Une fois la conférence de gestion de l’affaire terminée, le juge fixera une audience préliminaire. Dans ce cas, le demandeur doit initier une communication avec le défendeur dans le but de préparer un projet d’ordonnance d’audience préliminaire. Le projet d’ordonnance doit être préparé 4 jours avant l’audience préliminaire et doit couvrir toutes les questions de fait et de droit qui doivent être déterminées au cours de la procédure ; tous les faits pertinents qui ne sont pas contestés ; les noms de tous les témoins qui seront appelés à témoigner ; une liste de toutes les preuves que les parties ont l’intention de fournir ; propositions visant à accélérer le procès et autres questions de procédure.
Le tribunal procède ensuite à un procès et, après avoir examiné toutes les preuves et les conclusions des parties, il organise des débats entre les parties et rend une décision. Si le défendeur est absent lors du procès, le demandeur a le droit de présenter la preuve de ses prétentions dans la mesure où la charge de la preuve lui incombe. La décision est prise en fonction du volume de preuves présentées par le demandeur.

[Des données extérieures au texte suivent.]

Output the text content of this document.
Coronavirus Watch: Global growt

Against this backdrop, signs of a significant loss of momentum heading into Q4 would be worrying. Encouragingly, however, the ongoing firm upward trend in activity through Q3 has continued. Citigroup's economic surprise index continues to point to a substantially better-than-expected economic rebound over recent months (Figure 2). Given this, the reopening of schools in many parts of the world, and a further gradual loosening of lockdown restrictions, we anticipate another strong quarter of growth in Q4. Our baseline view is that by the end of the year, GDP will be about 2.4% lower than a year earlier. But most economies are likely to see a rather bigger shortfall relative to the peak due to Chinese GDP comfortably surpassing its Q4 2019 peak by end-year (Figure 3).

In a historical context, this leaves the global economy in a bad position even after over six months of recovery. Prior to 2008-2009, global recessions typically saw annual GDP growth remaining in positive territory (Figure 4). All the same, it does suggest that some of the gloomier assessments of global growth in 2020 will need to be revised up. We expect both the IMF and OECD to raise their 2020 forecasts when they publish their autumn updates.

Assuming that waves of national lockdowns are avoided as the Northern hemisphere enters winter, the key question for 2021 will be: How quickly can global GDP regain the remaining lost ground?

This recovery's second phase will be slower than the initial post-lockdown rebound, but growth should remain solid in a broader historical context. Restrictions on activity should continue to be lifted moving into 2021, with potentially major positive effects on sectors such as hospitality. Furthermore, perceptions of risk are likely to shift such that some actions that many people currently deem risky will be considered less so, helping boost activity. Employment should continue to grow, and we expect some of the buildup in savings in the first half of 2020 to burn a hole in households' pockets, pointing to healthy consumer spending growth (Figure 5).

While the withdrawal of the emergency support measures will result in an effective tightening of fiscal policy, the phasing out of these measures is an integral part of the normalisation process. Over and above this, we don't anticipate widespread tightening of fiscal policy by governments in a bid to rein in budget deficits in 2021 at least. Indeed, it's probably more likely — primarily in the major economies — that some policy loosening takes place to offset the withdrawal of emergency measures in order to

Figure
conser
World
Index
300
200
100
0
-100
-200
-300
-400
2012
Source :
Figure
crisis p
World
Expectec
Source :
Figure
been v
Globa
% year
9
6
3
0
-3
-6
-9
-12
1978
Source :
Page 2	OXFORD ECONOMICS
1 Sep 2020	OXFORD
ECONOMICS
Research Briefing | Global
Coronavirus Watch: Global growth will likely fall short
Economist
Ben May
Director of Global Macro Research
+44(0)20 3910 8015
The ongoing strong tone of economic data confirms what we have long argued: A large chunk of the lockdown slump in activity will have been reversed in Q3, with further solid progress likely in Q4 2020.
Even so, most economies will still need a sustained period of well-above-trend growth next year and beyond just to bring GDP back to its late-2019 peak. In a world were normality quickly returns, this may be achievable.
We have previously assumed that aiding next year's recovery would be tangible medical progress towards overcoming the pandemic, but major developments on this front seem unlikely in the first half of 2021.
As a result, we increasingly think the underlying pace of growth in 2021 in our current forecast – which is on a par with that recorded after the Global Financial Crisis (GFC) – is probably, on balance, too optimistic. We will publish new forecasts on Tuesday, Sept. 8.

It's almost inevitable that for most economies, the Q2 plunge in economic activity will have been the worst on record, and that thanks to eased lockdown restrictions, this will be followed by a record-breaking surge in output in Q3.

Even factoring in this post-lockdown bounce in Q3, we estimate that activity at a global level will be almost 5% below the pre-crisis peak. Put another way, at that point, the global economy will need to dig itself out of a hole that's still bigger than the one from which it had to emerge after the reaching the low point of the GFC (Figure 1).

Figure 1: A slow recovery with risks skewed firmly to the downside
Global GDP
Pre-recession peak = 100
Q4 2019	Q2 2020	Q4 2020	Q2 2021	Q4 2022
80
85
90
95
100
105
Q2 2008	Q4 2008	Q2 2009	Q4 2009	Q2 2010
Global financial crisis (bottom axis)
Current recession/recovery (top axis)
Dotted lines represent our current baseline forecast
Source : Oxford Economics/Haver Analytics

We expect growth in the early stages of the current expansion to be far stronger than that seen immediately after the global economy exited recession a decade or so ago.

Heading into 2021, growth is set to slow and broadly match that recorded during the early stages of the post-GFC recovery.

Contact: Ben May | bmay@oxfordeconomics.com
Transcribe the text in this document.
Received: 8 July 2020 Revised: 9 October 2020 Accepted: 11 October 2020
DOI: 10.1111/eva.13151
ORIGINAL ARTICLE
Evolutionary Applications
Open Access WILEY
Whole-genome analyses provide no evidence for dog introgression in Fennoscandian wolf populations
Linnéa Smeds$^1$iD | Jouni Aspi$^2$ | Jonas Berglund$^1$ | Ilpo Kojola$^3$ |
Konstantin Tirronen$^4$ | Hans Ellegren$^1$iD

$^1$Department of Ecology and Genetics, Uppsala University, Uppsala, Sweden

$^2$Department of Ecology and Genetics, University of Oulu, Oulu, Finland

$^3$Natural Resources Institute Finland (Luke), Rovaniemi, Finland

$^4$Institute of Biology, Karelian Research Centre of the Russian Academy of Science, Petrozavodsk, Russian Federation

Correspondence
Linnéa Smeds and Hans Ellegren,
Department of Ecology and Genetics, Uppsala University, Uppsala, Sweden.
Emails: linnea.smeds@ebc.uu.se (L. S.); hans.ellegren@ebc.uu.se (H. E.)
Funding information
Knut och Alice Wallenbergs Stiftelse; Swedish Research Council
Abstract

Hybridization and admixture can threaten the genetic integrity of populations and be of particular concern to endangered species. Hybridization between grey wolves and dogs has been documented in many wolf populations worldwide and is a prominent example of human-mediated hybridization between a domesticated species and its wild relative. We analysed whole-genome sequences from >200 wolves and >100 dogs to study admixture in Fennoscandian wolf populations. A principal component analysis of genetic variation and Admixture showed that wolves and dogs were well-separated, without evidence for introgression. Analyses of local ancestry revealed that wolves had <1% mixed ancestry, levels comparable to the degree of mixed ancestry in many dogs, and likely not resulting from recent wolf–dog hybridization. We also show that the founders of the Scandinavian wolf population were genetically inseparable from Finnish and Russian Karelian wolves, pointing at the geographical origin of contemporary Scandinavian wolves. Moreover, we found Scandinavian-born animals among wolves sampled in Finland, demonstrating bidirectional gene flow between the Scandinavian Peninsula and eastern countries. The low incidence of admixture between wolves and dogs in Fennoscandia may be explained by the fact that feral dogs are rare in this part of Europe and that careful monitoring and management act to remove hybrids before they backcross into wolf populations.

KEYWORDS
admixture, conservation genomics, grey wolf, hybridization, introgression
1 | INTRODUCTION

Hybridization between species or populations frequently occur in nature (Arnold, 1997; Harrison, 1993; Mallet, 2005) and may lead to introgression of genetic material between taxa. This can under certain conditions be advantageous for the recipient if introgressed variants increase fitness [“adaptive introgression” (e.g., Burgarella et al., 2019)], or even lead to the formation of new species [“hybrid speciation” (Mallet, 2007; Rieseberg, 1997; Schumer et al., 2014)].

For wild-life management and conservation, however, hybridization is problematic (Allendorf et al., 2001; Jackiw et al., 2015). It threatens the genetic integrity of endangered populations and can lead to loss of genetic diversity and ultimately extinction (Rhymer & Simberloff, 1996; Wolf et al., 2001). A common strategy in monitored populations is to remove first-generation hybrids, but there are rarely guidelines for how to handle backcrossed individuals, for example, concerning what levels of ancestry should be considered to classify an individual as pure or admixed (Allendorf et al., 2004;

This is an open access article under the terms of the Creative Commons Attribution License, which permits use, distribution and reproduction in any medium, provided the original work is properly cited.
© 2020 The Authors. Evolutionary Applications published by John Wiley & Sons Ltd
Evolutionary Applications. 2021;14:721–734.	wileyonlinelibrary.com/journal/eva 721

La décision du tribunal de magistrat peut être portée en appel devant la Haute Cour dans les 21 jours suivant la décision. La décision de la Haute Cour peut être portée en appel devant la Cour d’appel dans les six semaines suivant la décision. La décision de la Cour d’appel n’est pas susceptible d’un appel supplémentaire.
Une fois qu’une décision de justice est entrée en vigueur, le créancier doit engager une procédure d’exécution. Une décision de justice peut être soumise à exécution forcée dans un délai de 30 ans. Dans le cadre de l’exécution forcée d’une décision de justice, les créances du créancier peuvent être satisfaites par la saisie et la radiation de fonds des comptes du débiteur ; saisie des biens meubles et immeubles du débiteur avec leur vente ultérieure ; saisie et confiscation de valeurs mobilières ; saisie d’actions et de parts sociales de sociétés ; arrestation et emprisonnement du débiteur.
Une option alternative pour le recouvrement des créances est la procédure de faillite du débiteur. Le créancier a le droit d’engager cette procédure si les conditions suivantes sont remplies : 1) le montant de la dette n’est pas inférieur à 100 pulas botswanais, payables soit immédiatement, soit à une date ultérieure déterminée ; 2) le débiteur a commis un acte de faillite.
Conformément aux dispositions de la loi sur la faillite, les actions suivantes sont considérées comme des actes de faillite : 1) le débiteur dispose de tout ou partie de ses biens de manière à nuire à ses créanciers ou à accorder un avantage à un créancier au détriment des autres ; 2) il conclut ou propose de conclure un accord avec l’un de ses créanciers pour une libération totale ou partielle de ses dettes ; 3) le débiteur quitte le territoire du Botswana ou se cache de ses créanciers ; 4) le débiteur ne respecte pas une décision judiciaire ou ne divulgue pas l’existence de tels biens, ou si le rapport du liquidateur indique qu’il n’a pas trouvé de biens liquides suffisants du débiteur ; 5) le débiteur notifie à l’un de ses créanciers qu’il a suspendu ou entend suspendre le paiement de ses dettes, ou s’il a effectivement suspendu le paiement de ses dettes.
Dans le cadre d’une procédure de faillite, si les actifs du débiteur ne suffisent pas à satisfaire pleinement les créances des créanciers, il est possible d’annuler les transactions du débiteur effectuées dans l’intention de causer un préjudice aux créanciers. De telles transactions comprennent notamment : 1) toute aliénation de biens sans contrepartie valorisante ; 2) toute opération dans laquelle la contrepartie du débiteur savait que le débiteur était en état de faillite ; 3) donner la préférence à un créancier par rapport aux autres. En raison de l’annulation des actions et transactions susmentionnées, il est possible de restituer au débiteur ce qu’il a perdu à cause de ces transactions et, de ce fait, d’augmenter la masse de liquidation pour satisfaire les créances des créanciers et couvrir les frais de mise en œuvre la procédure de faillite.